Hi,
I recently bought a Arduino Nano, I am making a EMG amplifier in order to change a servo position. However, my Arduino's Serial readings goes wrong, it show random values, Without been connected to anything! The only connection is the USB, and the Arduino act as reading something. Image below is self-explanatory with used Code.
That's not exactly random serial data. It's sending out exactly what you told it to send out. You are getting a random reading. That's a completely different type of problem.
You mean there's nothing connected to the analog pin? Yeah, so if there's nothing connected to it then what do you think it should read? You can't say 0 because that would mean it was connected to ground. You can't say 1023 because that would mean it was connected to 5V. You can't really say any number. The pin is floating and picking up whatever stray electromagnetic signals happen to be around.
Delta_G:
That's not exactly random serial data. It's sending out exactly what you told it to send out. You are getting a random reading. That's a completely different type of problem.

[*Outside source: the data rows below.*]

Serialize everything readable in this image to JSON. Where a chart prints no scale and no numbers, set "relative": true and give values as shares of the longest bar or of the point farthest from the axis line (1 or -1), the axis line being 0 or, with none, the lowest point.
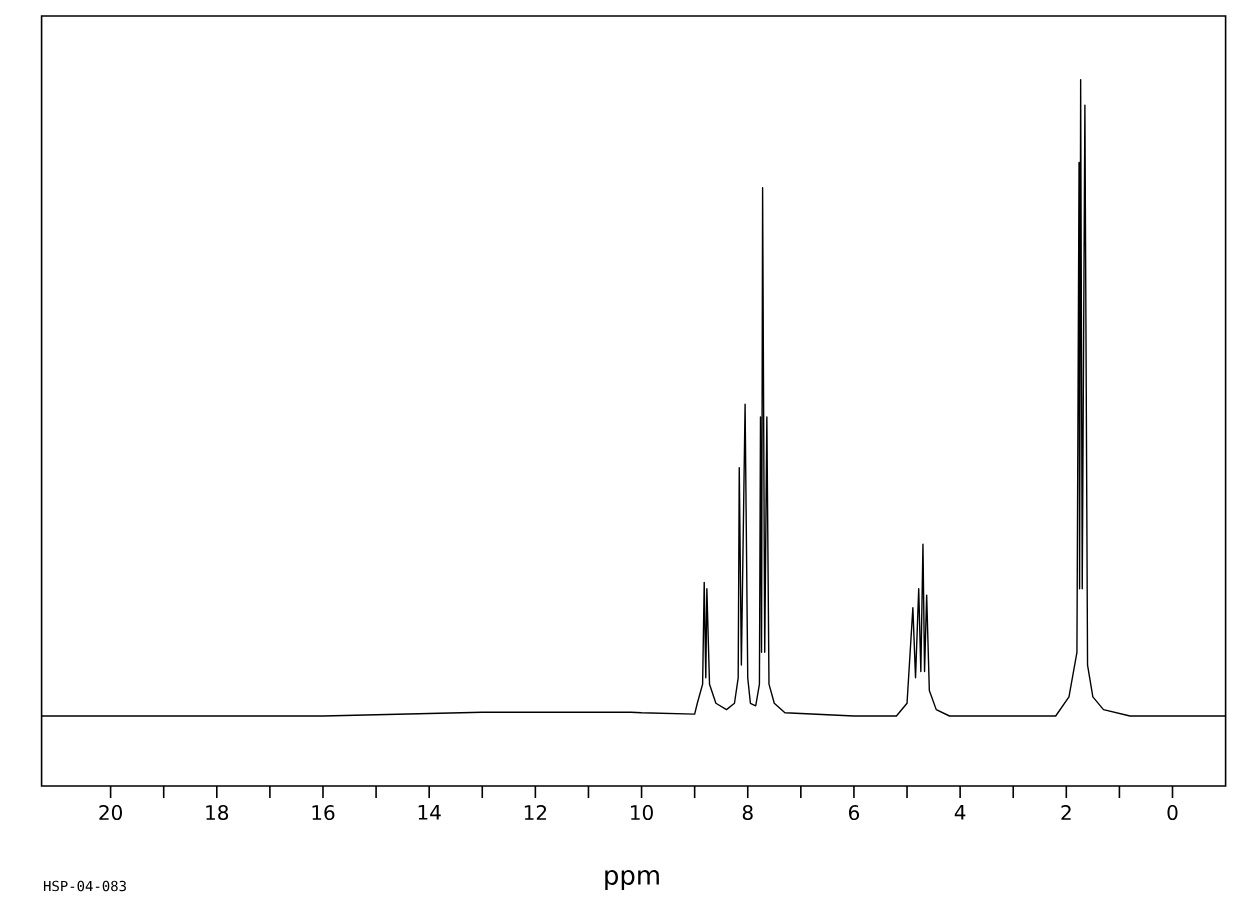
{
  "chart_data": {
    "type": "line",
    "relative": true,
    "xlabel": "ppm",
    "annotations": [
      "HSP-04-083"
    ],
    "xlim": [
      21.3,
      -1.0
    ],
    "xticks": [
      20,
      18,
      16,
      14,
      12,
      10,
      8,
      6,
      4,
      2,
      0
    ],
    "series": [
      {
        "color": "#000000",
        "x": [
          21.3,
          16,
          13,
          10.2,
          10.0,
          9.0,
          8.95,
          8.85,
          8.82,
          8.79,
          8.77,
          8.72,
          8.6,
          8.4,
          8.25,
          8.18,
          8.16,
          8.12,
          8.05,
          8.0,
          7.95,
          7.85,
          7.78,
          7.76,
          7.74,
          7.72,
          7.68,
          7.64,
          7.6,
          7.5,
          7.3,
          6,
          5.2,
          5.0,
          4.89,
          4.84,
          4.78,
          4.74,
          4.7,
          4.67,
          4.63,
          4.58,
          4.45,
          4.2,
          2.2,
          1.95,
          1.8,
          1.76,
          1.75,
          1.73,
          1.7,
          1.65,
          1.6,
          1.5,
          1.3,
          0.8,
          -1.0
        ],
        "values": [
          0,
          0,
          0.006,
          0.006,
          0.005,
          0.003,
          0.02,
          0.05,
          0.21,
          0.06,
          0.2,
          0.05,
          0.02,
          0.01,
          0.02,
          0.06,
          0.39,
          0.08,
          0.49,
          0.06,
          0.02,
          0.016,
          0.05,
          0.47,
          0.1,
          0.83,
          0.1,
          0.47,
          0.05,
          0.02,
          0.005,
          0,
          0,
          0.02,
          0.17,
          0.06,
          0.2,
          0.07,
          0.27,
          0.07,
          0.19,
          0.04,
          0.01,
          0,
          0,
          0.03,
          0.1,
          0.87,
          0.2,
          1.0,
          0.2,
          0.96,
          0.08,
          0.03,
          0.01,
          0,
          0
        ]
      }
    ]
  }
}
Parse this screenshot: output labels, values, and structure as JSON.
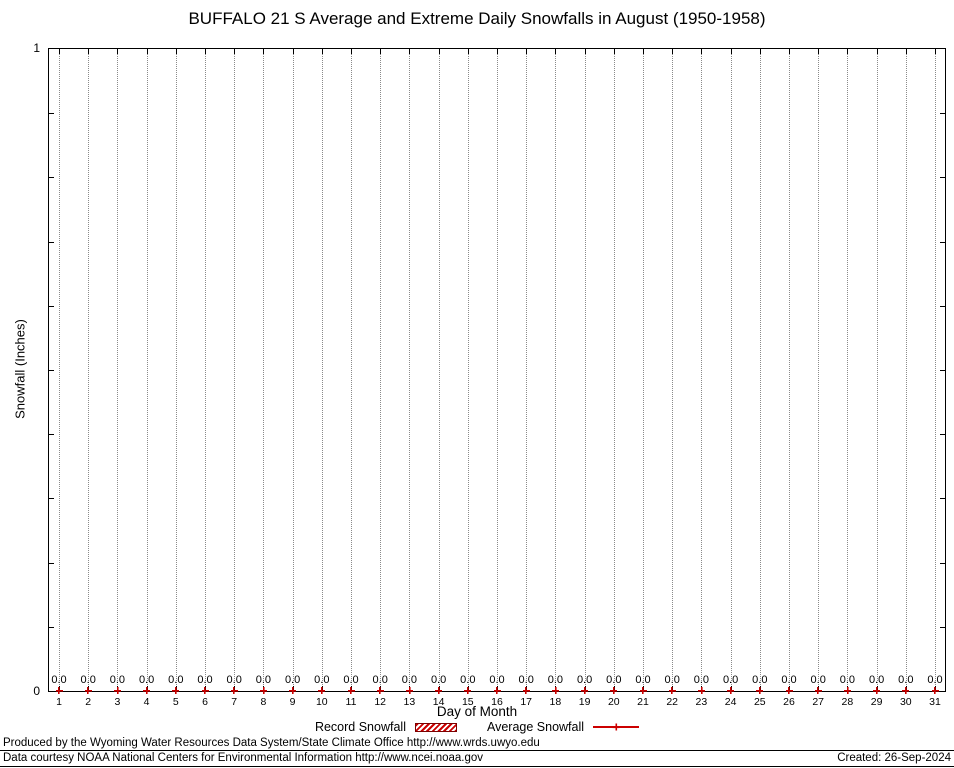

You mean there's nothing connected to the analog pin? Yeah, so if there's nothing connected to it then what do you think it should read? You can't say 0 because that would mean it was connected to ground. You can't say 1023 because that would mean it was connected to 5V. You can't really say any number. The pin is floating and picking up whatever stray electromagnetic signals happen to be around.
Delta_G:
That's not exactly random serial data. It's sending out exactly what you told it to send out. You are getting a random reading. That's a completely different type of problem.
You mean there's nothing connected to the analog pin? Yeah, so if there's nothing connected to it then what do you think it should read? You can't say 0 because that would mean it was connected to ground. You can't say 1023 because that would mean it was connected to 5V. You can't really say any number. The pin is floating and picking up whatever stray electromagnetic signals happen to be around.
Yeah I'm getting random readings, is it a way to just receive just the signal from the differential amplifier?
You need to connect the analog input to the differential amplifier output, and connect the Arduino and sensor grounds together.
jremington:
You need to connect the analog input to the differential amplifier output, and connect the Arduino and sensor grounds together.
Image below shows how's look with Arduino and Sensor Ground connected together.
Do you still have nothing connected to the analog pin? Then you're still just looking at ambient noise. @jremington said you needed to make 2 connections.
The analog input is still acting as if it is floating. Either your connections are bad, or the sensor is defective.